If a, b and c are integers such that(cube root 4+cube root2-2)(cube root 4a+cube root 2b+c)=20 then one of the following is true? 1)a+b-c = 10 2) a-b+c=10 3) a+b=2c 4) a+b+c = 16
Answers
Given : a , b and c are integers such that (³√4 + ³√2 - 2)(³√4a + ³√2b + c) = 20
To check : which one of the following is true ?
- a + b - c = 10
- a - b + c = 10
- a + b = 2c
- a + b + c = 16
solution : let (³√4 + ³√2 - 2) A = 20
⇒A = 20/(³√4 + ³√2 - 2)
= 20/(³√4 + ³√2 - 2) × (³√4 + ³√2 + 2)/(³√4 + ³√2 + 2)
= 20(³√4 + ³√2 + 2)/{(³√4 + ³√2)² - 2²}
= 20(³√4 + ³√2 + 2)/{(4⅓)² + (2⅓)² + 4 - 4}
= 20(³√4 + ³√2 + 2)/(4⅔ + 4⅓)
= (³√4 + ³√2 + 2) × 20/(4⅔ + 4⅓) ......(1)

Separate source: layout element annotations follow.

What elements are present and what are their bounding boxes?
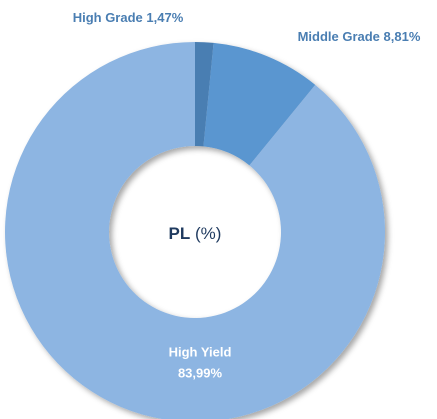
slice (203, 42, 316, 166)
category: High Yield (169, 344, 232, 359)
center-bold: PL (169, 224, 191, 243)
category: Middle Grade (298, 29, 380, 44)
center-label: PL (%) (169, 224, 222, 243)
value-label: 83,99% (178, 365, 223, 380)
donut (5, 42, 385, 419)
slice-label: Middle Grade 8,81% (298, 29, 421, 44)
center-normal: (%) (195, 224, 221, 243)
value-label: 8,81% (384, 29, 421, 44)
category: High Grade (73, 10, 143, 25)
slice (195, 42, 214, 147)
value-label: 1,47% (146, 10, 183, 25)
slice-label: High Grade 1,47% (73, 10, 184, 25)
slice (5, 42, 385, 419)
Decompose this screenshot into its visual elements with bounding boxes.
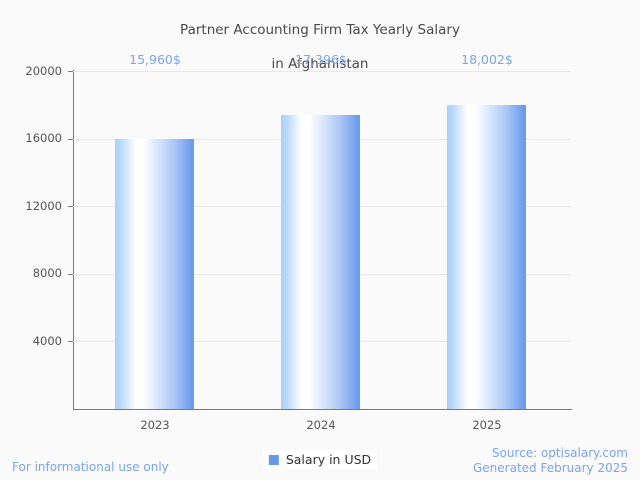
y-tick-mark-20000 bbox=[68, 71, 73, 72]
y-tick-label-20000: 20000 bbox=[25, 64, 62, 78]
x-tick-label-2023: 2023 bbox=[140, 418, 170, 432]
x-tick-label-2025: 2025 bbox=[472, 418, 502, 432]
source-block: Source: optisalary.com Generated Februar… bbox=[473, 446, 628, 476]
y-axis-line bbox=[73, 70, 74, 410]
bar-value-2023: 15,960$ bbox=[129, 52, 181, 67]
y-tick-label-12000: 12000 bbox=[25, 199, 62, 213]
bar-value-2024: 17,396$ bbox=[295, 52, 347, 67]
y-tick-label-4000: 4000 bbox=[32, 334, 62, 348]
y-tick-label-16000: 16000 bbox=[25, 131, 62, 145]
y-tick-mark-16000 bbox=[68, 138, 73, 140]
bar-2023[interactable] bbox=[115, 139, 194, 409]
source-text: Source: optisalary.com bbox=[491, 446, 628, 460]
gridline-20000 bbox=[73, 71, 571, 72]
bar-value-2025: 18,002$ bbox=[461, 52, 513, 67]
y-tick-label-8000: 8000 bbox=[32, 266, 62, 280]
x-tick-label-2024: 2024 bbox=[306, 418, 336, 432]
y-tick-mark-4000 bbox=[68, 341, 73, 343]
bar-2024[interactable] bbox=[281, 115, 360, 409]
legend-item-label: Salary in USD bbox=[285, 452, 372, 467]
legend-swatch-icon bbox=[268, 454, 279, 465]
bar-2025[interactable] bbox=[447, 104, 526, 409]
x-axis-line bbox=[73, 409, 572, 410]
generated-date-text: Generated February 2025 bbox=[472, 461, 628, 475]
y-tick-mark-8000 bbox=[68, 273, 73, 275]
plot-area bbox=[68, 71, 571, 409]
chart-title-line-2: in Afghanistan bbox=[271, 56, 369, 72]
chart-title: Partner Accounting Firm Tax Yearly Salar… bbox=[0, 5, 640, 90]
y-tick-mark-12000 bbox=[68, 206, 73, 208]
chart-title-line-1: Partner Accounting Firm Tax Yearly Salar… bbox=[180, 22, 460, 38]
chart-legend[interactable]: Salary in USD bbox=[262, 450, 378, 469]
disclaimer-text: For informational use only bbox=[12, 460, 169, 474]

we know, a³ + b³ = (a² + b² - ab)(a + b)
let a = 4⅔ , b = 4⅓
so, (4⅔)³ + (4⅓)³ = (4⅔ + 4⅓ - 4)(4⅔ + 4⅓)
⇒20/(4⅔ + 4⅓) = (4⅔ + 4⅓ - 4) , putting it in equation (1) we get,
A = (³√4 + ³√2 + 2)(4⅔ + 4⅓ - 4)
= 2³√2 - 2
= ³√4 × 0 + ³√(2 × 8) + (-2)
on comparing with (³√4a + ³√2b + c)
a = 0, b = 8 , c = -2
now , a + b - c = 0 + 8 + 2 = 10
a - b + c = 0 - 8 - 2 = -10
a + b = 0 + 8 ≠ 2 × 2 = 2c
a + b + c = 0 + 8 - 2 = - 6
Therefore option (1) is correct choice.